Group law on invertible fractional ideals on a scheme I have some questions about the group of invertible fractional ideals on a scheme $X$.


*

*What is the group law ? In Görtz-Wedhorn book (paragraph 11.12), it is written that product of two invertible fractional ideals $\mathcal{I}, \mathcal{J}$ on $X$ is
the submodule $\mathcal{IJ}$ of $\mathcal{K}_X$ (the sheaf of total fractions of $X$).
I didn't find the definition of $\mathcal{IJ}$.

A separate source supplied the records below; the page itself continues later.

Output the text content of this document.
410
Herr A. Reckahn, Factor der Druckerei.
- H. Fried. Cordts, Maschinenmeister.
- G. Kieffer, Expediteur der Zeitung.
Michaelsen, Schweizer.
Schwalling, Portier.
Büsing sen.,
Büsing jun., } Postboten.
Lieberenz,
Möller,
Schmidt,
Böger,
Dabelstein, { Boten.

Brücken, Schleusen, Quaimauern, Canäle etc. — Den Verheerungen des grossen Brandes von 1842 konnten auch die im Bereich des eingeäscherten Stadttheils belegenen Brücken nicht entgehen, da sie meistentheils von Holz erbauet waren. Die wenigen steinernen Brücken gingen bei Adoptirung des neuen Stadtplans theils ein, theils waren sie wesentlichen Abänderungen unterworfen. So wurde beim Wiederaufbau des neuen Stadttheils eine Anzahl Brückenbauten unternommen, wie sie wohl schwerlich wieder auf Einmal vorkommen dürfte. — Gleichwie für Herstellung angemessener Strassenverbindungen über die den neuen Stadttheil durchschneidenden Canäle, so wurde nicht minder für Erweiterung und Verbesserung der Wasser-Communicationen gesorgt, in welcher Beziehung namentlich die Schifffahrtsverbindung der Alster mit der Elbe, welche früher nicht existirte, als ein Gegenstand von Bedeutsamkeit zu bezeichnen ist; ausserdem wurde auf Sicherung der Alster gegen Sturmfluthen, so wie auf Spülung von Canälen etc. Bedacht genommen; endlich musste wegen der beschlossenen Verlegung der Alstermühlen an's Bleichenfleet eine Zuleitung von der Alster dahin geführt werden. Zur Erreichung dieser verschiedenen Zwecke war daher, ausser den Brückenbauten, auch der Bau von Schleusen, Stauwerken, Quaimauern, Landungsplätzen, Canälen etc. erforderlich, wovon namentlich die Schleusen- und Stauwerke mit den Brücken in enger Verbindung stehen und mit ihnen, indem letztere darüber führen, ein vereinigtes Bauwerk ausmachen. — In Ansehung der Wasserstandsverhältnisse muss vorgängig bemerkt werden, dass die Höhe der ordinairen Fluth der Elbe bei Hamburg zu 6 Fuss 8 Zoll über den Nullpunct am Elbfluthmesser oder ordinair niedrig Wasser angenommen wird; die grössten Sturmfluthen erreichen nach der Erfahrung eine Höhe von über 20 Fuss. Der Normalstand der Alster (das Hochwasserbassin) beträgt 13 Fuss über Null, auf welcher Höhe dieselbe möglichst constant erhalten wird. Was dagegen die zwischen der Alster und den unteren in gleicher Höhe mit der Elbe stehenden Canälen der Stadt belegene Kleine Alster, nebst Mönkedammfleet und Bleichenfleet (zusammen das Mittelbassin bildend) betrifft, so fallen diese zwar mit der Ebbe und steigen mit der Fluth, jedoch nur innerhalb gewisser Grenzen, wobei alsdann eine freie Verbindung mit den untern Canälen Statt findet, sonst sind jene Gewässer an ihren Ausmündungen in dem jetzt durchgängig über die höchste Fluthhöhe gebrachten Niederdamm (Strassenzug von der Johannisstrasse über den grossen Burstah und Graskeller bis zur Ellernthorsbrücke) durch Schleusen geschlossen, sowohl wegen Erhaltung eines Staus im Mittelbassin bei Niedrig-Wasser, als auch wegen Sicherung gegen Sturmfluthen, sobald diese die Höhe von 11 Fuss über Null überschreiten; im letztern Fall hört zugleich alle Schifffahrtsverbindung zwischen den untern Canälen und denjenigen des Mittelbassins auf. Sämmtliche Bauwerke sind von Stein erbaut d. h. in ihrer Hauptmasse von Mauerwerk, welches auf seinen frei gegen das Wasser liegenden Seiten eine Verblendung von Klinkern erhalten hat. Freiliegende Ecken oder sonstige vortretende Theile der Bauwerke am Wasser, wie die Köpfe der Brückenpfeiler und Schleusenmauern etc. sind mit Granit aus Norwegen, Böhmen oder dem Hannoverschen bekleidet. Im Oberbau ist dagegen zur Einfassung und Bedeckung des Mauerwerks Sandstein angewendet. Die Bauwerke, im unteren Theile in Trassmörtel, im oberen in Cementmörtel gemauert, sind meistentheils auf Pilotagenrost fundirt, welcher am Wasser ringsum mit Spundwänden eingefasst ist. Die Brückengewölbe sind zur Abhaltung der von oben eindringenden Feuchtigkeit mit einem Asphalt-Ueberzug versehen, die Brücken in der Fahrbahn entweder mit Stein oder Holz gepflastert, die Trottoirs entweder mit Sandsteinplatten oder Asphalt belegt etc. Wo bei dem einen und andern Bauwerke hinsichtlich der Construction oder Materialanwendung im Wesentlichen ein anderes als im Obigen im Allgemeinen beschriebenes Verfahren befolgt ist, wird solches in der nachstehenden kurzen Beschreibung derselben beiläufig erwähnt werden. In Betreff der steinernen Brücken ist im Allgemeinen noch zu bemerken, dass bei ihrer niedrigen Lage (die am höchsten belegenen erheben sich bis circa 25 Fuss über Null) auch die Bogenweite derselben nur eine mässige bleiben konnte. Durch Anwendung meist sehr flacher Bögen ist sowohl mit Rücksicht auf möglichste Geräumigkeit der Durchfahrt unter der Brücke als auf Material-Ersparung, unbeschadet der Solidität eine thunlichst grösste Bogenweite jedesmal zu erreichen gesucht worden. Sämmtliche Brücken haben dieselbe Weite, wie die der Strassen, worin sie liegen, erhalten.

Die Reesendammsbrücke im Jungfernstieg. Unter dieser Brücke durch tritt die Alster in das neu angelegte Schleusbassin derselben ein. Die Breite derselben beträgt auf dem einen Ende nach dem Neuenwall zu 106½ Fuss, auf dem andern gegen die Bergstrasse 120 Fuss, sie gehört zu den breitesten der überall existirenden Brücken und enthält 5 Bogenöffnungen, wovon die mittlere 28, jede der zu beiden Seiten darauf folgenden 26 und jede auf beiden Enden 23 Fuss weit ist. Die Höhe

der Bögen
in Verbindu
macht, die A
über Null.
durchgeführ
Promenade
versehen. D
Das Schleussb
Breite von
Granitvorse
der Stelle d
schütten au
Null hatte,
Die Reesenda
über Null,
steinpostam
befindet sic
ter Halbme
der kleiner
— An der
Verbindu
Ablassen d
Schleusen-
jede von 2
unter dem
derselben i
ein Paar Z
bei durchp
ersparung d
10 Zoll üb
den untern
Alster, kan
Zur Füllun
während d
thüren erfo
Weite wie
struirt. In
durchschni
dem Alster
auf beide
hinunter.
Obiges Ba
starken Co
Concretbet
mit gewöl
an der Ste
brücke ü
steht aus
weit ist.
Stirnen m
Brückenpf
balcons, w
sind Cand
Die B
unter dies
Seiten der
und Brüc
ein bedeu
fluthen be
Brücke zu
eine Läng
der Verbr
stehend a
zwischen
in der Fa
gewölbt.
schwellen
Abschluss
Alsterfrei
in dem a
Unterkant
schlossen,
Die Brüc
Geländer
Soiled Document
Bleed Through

*What is the inverse of a invertible fractional ideal $\mathcal{I}$ ?
 A: $\mathcal{K}_X$ is a sheaf of $\mathcal{O}_X$ algebras. Thus for sections of submodulus of $\mathcal{K}_X$ the notion of product is naturally defined over any open set. So for any $U$ there is a defined product $\mathcal{I}(U)\mathcal{J}(U)$.  This gives you the desired sheaf. 
A: The answer to your question is, at least implicitly, given on the same page by stating that
$$\phi: \operatorname{Div}(X) \to \{\text{invertible fractional ideals on }X\},\quad D \mapsto \mathcal{I}_X(D)$$
is an isomorphism of abelian groups. Thus we can see what the group law in the right hand side is by examine what the group law of the left hand side is:
By definition the sum $D+E$ of two divisors $D$ and $E$ respectively given by configurations $(U_i,f_i)_{i \in I}$ and $(V_j,g_j)_{j \in J}$ is the divisor given by the configuration $$(U_i \cap V_j,(f_i)_{\mid U_i \cap V_j}\cdot (g_j)_{\mid U_i \cap V_j})_{(i,j) \in I \times J}.$$
By definition of $\phi$ this yields that the product of $\mathcal{I}$ and $\mathcal{J}$ is given by the sheaf defined by
$$
(\mathcal{I}\mathcal{J})_{\mid U_i \cap V_j} = (f_i)_{\mid U_i \cap V_j}\cdot (g_j)_{\mid U_i \cap V_j} \mathcal{O}_{\mid U_i \cap V_j}.
$$
All this should come down to the fact that this is the same as the sheafification of the presheaf $U \mapsto \mathcal{I}(U)\mathcal{J}(U)$ as hinted by @user68061.
This also provides that $\mathcal{I}^{-1}$ is given by $(\mathcal{I}^{-1})_{\mid U_i} = f_i^{-1}\mathcal{O}_{U_i}$ whenever $\mathcal{I}$ is given by $\mathcal{I}_{\mid U_i} = f_i\mathcal{O}_{U_i}$.